Lecture analytique du « La rose et le réséda » Louis Aragon
Ce long poème composé de vers de sept syllabes (heptasyllabe), sans strophes ni ponctuation, au rythme binaire (voir les rimes en [el] et en [a]) oppose deux personnages, l’un qui croyait au ciel, l’autre qui n’y croyait pas. Cette opposition est rendue évidente par le refrain revenant tous les quatre vers. Le refrain montre que ce poème ressortit au genre de la chanson.
Le refrain repose sur une double périphrase qui désigne le croyant (« Celui qui croyait au ciel »), et l’athée (« Celui qui n’y croyait pas »). Enfin, on remarque la répétition du pronom démonstratif « celui » qui, placé au début de chaque vers du refrain, constitue une figure de style appelée l’anaphore, renforçant l'idée qu'il y a d'une part le catholique et d'autre part l'athée.
Différents termes (« des soldats », « combat », « citadelle » et « sentinelle ») indiquent que le poème se passe pendant la guerre, la seconde guerre mondiale. Plus précisément, le poème évoque la résistance, ce qu’indique le terme «rebelle», et ce que confirme la dédicace à Gabriel Péri et Estienne d’Orves (deux catholiques) ainsi que Guy Moquet et Gilbert Dru (deux communistes), tous fusillés par les nazis.
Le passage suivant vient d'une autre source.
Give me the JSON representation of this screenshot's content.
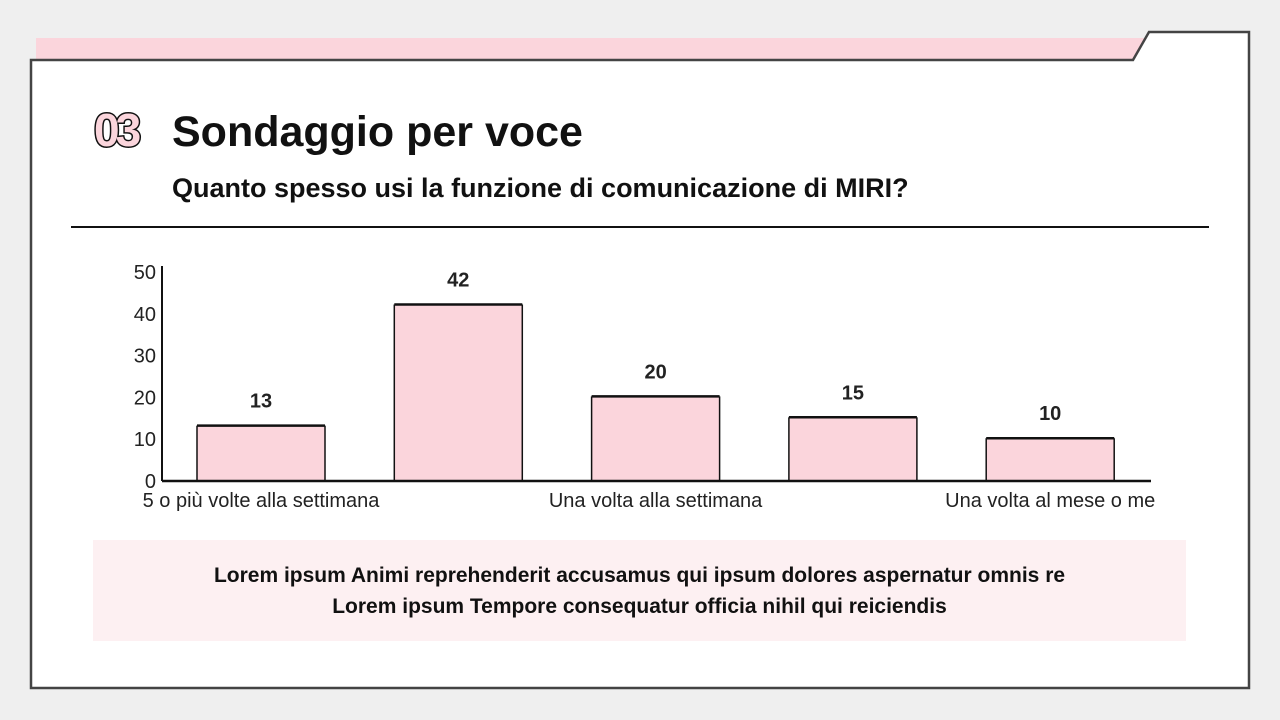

« La rose et le réséda » est un poème dans lequel Louis Aragon appelle le croyant et l’athée à résister ensemble et non séparément. Il s’agit de défendre la France (« la belle/Prisonnière des soldats ») qui est représentée sous la forme d’une allégorie. Cette allégorie se poursuit quelques vers plus bas : « Quand les blés sont sous la grêle », c’est-à-dire quand l’époque est difficile. C’est cette allégorie qui donne le sens du poème : « L’alouette et l’hirondelle/La rose et le réséda ». Ces deux oiseaux, ces deux fleurs représentent les deux personnages opposés qui doivent s’unir pour lutter contre l’envahisseur. L’appel à l’unité est rendu évident par les termes ou expressions « même », « tous les deux », « commun », « un seul glas », etc. Louis Aragon invite les hommes à combattre ensemble quels que soient leurs divergences d’opinion, car « Un rebelle est un rebelle » et leur sang rouge est le même. Le présent de vérité générale souligne l’idée que ce ne sont pas les idées qui prévalent, mais la résistance et l’union dans le combat.
Le poème s’achève sur l’idée que «le grillon rechantera», que la guerre s’achèvera sur un nouveau printemps (« raisin muscat », « framboise », « mirabelle », « grillon », « alouette », « hirondelle »). Mais sans le sang, le sang des résistants qui se mêle à la terre et la nourrit, il n’y aura pas de « saison nouvelle », pas de rose et de réséda.
Le texte s’achève donc sur le vers qui donne son titre au poème. Les fleurs sont des symboles qui, par leur couleur, évoquent une dernière fois le communiste (couleur rouge) et le catholique (couleur blanche), morts pour la France (ce qui explique pourquoi le poème est essentiellement écrit au passé).